The measure of the spending ceiling close to the deadline has always been renewed by subsequent governments. In 2012, the Government led by Mario Monti extended the rule on the spending ceiling for the years from 2013 to 2015, with the decree law 95/2012 and subsequently by the government of Matteo Renzi, with the budget for 2015 (law 190/ 2014), in paragraph 584, established that the same constraint of the spending ceiling on National Health Service personnel was extended until 2020, i.e. what was spent in 2004, reducing by 1.4 percent. In practice, the trap on the costs of healthcare personnel have been introduced and always confirmed by governments of all political colours: from the centre-left government of Romano Prodi to the centre-right government of Silvio Berlusconi up to the technical government of Mario Monti and the centre-left one with Matteo Renzi.

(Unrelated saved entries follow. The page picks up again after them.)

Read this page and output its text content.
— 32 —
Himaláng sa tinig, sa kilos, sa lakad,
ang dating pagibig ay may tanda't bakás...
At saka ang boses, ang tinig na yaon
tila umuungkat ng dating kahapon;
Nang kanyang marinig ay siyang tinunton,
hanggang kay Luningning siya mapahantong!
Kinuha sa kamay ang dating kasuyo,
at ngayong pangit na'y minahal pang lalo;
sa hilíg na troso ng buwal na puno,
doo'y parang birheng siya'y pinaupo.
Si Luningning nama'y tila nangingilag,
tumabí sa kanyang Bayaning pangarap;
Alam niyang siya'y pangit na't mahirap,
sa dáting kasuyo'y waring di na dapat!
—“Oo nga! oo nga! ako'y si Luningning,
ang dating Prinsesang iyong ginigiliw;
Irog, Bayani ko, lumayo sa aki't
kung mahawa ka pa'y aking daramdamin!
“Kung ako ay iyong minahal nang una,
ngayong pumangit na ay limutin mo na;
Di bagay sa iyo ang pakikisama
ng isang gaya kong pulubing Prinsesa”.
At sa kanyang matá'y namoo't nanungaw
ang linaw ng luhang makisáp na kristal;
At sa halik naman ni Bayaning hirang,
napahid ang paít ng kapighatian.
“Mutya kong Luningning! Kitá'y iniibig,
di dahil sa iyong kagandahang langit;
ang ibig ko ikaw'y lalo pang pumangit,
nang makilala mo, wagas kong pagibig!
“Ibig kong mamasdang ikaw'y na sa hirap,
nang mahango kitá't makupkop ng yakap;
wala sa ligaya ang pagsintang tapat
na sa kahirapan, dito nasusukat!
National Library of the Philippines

In reality, the ceiling was then adjusted in 2019 by the yellow-green government led by Prime Minister Giuseppe Conte with decree 35/2019 which in article 11 provides that the Regions must not exceed the expenditure incurred in 2018 for personnel (with the possibility of increases linked to the growth of the Regional Health Fund) while still leaving the Regions the possibility of choosing between this new ceiling or the 2004 one if more advantageous.